Es ist nicht alles schlecht
Andere Anwohner wie der Jesinger Dieter Ilg können der Regelung durchaus etwas abgewinnen. „Man hat schon am zweiten Tag gemerkt, dass es ruhiger wird“, sagt er. Als Fahrradfahrer fühle er sich nun sicherer, vor allem wenn er abbiegen möchte. Allerdings, so Ilg, müsse man die Infrastruktur anpassen. „Eine Vorschlag wäre, die Ampel an der Kirche gegen einen Zebrastreifen zu tauschen. Die ist ja sonst ständig rot“, meint er.

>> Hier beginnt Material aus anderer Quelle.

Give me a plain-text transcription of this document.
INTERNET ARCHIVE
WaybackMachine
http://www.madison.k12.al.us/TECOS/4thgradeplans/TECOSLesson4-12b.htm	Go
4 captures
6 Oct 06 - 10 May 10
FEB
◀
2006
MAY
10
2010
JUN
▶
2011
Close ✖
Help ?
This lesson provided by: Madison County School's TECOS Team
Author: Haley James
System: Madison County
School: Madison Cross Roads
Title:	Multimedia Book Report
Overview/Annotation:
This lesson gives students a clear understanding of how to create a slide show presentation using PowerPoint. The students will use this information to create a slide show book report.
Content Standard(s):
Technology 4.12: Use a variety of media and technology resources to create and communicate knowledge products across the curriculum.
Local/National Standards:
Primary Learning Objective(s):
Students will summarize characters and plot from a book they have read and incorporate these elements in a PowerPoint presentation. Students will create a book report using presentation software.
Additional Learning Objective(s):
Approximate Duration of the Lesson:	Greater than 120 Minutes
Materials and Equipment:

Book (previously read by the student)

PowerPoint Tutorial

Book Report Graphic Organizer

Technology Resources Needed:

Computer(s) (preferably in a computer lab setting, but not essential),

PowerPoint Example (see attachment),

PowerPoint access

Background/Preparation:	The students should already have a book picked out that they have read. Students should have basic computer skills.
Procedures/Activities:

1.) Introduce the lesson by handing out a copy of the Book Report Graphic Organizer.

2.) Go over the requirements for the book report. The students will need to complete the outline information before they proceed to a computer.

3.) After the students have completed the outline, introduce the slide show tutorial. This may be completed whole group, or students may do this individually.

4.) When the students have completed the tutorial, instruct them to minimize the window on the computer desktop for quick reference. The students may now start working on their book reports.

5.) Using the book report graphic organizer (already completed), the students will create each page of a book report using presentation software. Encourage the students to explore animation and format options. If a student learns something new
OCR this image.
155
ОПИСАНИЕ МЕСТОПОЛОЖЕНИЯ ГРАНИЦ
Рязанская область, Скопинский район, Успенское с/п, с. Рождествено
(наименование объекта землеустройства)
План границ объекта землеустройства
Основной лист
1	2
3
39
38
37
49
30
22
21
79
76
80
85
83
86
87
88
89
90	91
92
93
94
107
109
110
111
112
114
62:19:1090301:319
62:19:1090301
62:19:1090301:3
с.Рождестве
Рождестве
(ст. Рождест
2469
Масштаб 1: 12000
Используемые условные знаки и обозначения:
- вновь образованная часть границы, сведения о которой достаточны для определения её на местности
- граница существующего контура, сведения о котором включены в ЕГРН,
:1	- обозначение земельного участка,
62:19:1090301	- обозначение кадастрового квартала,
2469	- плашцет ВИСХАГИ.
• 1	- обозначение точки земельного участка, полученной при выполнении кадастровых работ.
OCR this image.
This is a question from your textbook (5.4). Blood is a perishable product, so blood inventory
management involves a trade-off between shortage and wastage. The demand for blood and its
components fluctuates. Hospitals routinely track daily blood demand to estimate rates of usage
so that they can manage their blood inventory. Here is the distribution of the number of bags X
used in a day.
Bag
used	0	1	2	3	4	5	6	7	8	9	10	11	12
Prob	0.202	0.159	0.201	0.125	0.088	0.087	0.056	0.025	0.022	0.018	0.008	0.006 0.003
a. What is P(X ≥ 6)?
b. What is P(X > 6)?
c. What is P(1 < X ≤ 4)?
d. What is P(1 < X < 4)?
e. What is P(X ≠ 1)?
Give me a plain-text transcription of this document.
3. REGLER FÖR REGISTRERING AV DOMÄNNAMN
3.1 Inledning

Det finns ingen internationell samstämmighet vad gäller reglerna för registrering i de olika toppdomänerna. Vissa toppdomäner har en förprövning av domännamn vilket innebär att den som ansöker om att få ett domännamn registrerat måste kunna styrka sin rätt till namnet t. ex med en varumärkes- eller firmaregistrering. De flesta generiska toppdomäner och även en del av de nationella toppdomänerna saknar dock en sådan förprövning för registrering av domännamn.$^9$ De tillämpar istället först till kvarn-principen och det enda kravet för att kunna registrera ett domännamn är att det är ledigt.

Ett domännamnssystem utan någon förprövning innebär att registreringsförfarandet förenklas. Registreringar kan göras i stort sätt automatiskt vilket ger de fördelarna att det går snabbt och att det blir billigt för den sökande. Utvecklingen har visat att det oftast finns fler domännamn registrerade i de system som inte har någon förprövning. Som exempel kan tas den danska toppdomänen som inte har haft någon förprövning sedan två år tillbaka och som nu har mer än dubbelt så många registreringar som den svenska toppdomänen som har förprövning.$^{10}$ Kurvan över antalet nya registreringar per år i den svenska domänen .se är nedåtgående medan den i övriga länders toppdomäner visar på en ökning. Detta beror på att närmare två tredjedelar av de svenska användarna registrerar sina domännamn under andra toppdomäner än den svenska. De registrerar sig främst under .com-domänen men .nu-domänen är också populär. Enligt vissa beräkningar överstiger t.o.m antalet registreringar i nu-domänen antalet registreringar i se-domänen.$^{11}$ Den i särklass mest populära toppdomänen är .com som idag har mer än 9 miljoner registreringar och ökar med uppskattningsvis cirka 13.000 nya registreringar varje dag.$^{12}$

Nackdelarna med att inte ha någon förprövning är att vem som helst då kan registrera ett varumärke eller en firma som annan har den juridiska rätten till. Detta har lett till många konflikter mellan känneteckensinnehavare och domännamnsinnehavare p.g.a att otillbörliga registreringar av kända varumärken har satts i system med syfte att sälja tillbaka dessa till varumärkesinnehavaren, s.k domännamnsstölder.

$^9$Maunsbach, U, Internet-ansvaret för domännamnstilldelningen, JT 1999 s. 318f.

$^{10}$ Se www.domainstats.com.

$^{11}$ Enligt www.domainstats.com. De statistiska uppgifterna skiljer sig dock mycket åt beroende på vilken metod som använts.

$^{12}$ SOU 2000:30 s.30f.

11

Eine andere Idee vertritt Giancarlo Crescente: Tempo 30 nur bei Nacht. Der Vorsitzende der Kirchheimer Jungen Union hat bei einer Online-Petition mehr als 1800 Befürworter gefunden. Nun soll sie Oberbürgermeister Pascal Bader vorgelegt werden. Die Kernargumenten der JU widersprechen teilweise den Stadtplanern: Die Reisedauer verlängert sich nach Messungen es ADAC um 25 Prozent, die Feinstaubbelastung steige. Während es für den Durchgangsverkehr ärgerlich sei, bringe Tempo 30 für freiwillige Feuerwehrleute auf der Anfahrt zum Gerätehaus gar „eine ernstzunehmende Gefahr für die Allgemeinheit“, glaubt die Junge Union. Vor Schulen oder anderen Einrichtungen solle aber ganztägig Tempo 30 gelten.
Vanessa Palesch verweist auf die größeren Zusammenhänge. „Von der Bundesregierung sei vorgegeben, dass Flüssigkeit des Autoverkehrs nicht mehr Vorrang habe, sondern Ziele des Klima-, Umwelt und Gesundheitsschutzes stärker gewichtet werden. Dazu gehöre auch, so die Sprecherin der Stadt, die Aufenthaltsqualität an städtischen Straßen zu steigern: „Tempo 30 ermöglicht eine sicherere und angenehmere Umgebung für Fußgänger und Radfahrer.“ Das hänge aber stark von den Gegebenheiten ab. „Tempo 30 ist pauschal nicht immer besser“, betont sie. Eine flächendeckende Tempo-30-Reglung für Kirchheim scheint daher nicht zu erwarten. Aktuell ist 30 aber für die Ortsdurchfahrt Nabern und einen weiteren Teil der Tannenbergstraße geplant.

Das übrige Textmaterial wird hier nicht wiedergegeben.